Observed Data Based Estimator and Both Observed Data and Prior Information Based Estimator Under Asymmetric Losses

Abstract

SYNOPTIC ABSTRACTIn the Bayesian approach to statistical analyses we incorporate prior information about the parameter of the model with observed data. This prior information is in the form of a prior distribution of the parameter. If the prior information is available as a constant value of the parameter rather than its prior distribution, the Bayesian approach cannot be pursued. However, there are estimation methods that incorporate such prior information with the observed data. The expectation is that the incorporation of such additional information in the estimation process would result in a better estimator than that based on the observed data alone. In some cases this may be true, but in many other cases the risk of worse consequences cannot be ruled out.

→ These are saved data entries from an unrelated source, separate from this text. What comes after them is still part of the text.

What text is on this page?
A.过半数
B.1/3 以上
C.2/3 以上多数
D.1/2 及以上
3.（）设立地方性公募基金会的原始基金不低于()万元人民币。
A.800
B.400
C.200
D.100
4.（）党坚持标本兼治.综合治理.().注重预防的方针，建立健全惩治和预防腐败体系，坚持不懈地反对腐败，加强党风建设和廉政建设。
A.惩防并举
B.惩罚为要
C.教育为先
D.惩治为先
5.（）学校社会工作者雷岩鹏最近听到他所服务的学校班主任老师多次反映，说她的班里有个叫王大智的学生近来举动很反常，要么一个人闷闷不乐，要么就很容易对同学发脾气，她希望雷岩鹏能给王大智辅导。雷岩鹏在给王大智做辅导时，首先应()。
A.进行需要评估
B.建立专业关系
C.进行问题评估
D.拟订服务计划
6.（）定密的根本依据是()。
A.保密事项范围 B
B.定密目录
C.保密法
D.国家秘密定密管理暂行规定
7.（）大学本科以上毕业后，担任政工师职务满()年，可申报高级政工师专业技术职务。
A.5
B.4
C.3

This paper studies the performance of the observed data based unrestricted estimator (UE), and both observed data and prior information based preliminary test estimator (PTE) of the univariate normal mean under the linex loss function. The risk functions of both UE and PTE are derived. The moment generating function (MGF) of PTE is derived which turns out to be a component of the risk function. From the MGF the first two moments of PTE are obtained and found to be identical to those obtained using different approaches in Khan and Saleh (2001) and Zellner (1986). Under the linex loss criterion the performance of the PTE is compared with that of UE. It is revealed that if the uncertain non-sample prior information about the value of the mean is not too far from its true value, PTE outperforms UE.